The issue of how to permit short-term rentals, as well as how to create guidelines and regulations for neighborhood compatibility has been a thorn for Northampton, and Cape Charles.
The core issue is tourism, and how to get more tourists without destroying the lives of everyone else. Tourism, by leveraging the Transient Occupancy Tax can add substantial funds to the County’s coffers. More places to stay, that can accommodate more vacationers can have a positive effect on local business.
The other issue is just how the influx of tourists impacts residential neighborhoods—additional noise, parking problems, and increased traffic.
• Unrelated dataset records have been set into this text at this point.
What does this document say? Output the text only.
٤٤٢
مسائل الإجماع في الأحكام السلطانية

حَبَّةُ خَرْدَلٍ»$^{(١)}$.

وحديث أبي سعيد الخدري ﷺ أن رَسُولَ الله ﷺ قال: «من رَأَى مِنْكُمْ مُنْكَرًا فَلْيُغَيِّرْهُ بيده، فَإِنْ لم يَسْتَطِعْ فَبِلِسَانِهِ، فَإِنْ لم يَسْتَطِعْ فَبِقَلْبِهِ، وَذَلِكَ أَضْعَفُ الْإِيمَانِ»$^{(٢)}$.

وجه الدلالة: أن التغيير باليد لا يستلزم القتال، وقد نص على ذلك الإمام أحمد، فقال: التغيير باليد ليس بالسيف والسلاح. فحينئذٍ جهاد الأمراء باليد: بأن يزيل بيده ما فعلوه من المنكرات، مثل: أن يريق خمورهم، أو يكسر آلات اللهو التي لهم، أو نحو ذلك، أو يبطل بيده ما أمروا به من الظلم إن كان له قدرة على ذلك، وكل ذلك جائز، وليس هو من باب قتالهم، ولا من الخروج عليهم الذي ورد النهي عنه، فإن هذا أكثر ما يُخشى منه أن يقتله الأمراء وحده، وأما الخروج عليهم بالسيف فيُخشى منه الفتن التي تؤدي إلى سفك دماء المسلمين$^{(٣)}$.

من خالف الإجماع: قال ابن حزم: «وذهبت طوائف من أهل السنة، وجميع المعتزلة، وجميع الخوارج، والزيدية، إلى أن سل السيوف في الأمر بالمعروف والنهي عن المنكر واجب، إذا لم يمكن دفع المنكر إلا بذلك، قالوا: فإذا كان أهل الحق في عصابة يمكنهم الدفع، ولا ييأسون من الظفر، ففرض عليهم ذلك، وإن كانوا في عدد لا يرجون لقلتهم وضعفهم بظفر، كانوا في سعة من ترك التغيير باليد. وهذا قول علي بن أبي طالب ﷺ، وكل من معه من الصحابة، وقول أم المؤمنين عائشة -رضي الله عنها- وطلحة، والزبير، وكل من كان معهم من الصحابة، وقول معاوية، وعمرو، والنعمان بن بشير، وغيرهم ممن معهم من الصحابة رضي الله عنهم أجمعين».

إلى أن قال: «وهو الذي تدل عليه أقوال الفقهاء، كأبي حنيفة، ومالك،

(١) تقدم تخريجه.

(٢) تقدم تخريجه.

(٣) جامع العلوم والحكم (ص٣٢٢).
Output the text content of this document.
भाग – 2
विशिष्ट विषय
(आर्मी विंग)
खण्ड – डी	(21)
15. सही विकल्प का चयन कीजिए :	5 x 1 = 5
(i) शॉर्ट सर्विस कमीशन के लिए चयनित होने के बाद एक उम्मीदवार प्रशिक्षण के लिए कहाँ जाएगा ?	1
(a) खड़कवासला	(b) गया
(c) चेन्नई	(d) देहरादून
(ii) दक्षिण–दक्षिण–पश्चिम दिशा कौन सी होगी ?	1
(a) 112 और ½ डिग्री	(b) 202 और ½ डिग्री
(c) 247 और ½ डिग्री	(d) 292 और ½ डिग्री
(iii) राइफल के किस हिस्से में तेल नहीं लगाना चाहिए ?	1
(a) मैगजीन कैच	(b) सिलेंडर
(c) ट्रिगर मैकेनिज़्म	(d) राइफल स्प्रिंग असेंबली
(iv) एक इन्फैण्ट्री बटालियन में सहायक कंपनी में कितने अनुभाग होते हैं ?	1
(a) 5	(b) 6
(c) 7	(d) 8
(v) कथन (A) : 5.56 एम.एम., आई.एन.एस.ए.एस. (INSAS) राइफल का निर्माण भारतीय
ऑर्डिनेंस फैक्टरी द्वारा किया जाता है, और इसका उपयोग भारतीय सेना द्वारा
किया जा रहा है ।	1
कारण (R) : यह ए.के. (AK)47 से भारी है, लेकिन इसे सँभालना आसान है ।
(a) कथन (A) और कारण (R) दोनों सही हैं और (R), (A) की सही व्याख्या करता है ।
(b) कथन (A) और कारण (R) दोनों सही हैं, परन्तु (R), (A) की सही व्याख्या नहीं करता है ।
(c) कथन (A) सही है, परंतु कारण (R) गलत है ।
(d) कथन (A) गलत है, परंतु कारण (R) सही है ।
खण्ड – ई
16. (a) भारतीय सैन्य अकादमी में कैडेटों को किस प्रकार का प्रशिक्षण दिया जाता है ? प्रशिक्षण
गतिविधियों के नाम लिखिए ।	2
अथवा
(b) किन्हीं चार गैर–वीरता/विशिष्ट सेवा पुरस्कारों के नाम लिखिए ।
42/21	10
Without a county permit required, any residence can become a short-term rental. This can happen without giving notice to others in the neighborhood.
Moving forward, Northampton needs a well-defined ordinance that describes the Use.
With or without a required permit, the county needs a clear, enforceable definition for the Use, with designated limits on numbers of occupants and parking spaces, and noise and fireworks standards – with a consequence for non-compliance. Relying on complaints to the Sheriff ’s Department to enforce the county Noise Ordinance would not resolve an underlying zoning definition issue. Will this new Use encourage the disappearance of yearly rentals for the community’s workforce? – Mary Smith, CBES Shoreline Magazine
In Cape Charles, while the short-term rental market has been a boon for a few, it has also had the effect of turning it into a town where nobody lives. The town has succumbed to business interests that have basically turned that place into a home for transients.
The BoS is set to vote on this issue at the next Regular Meeting.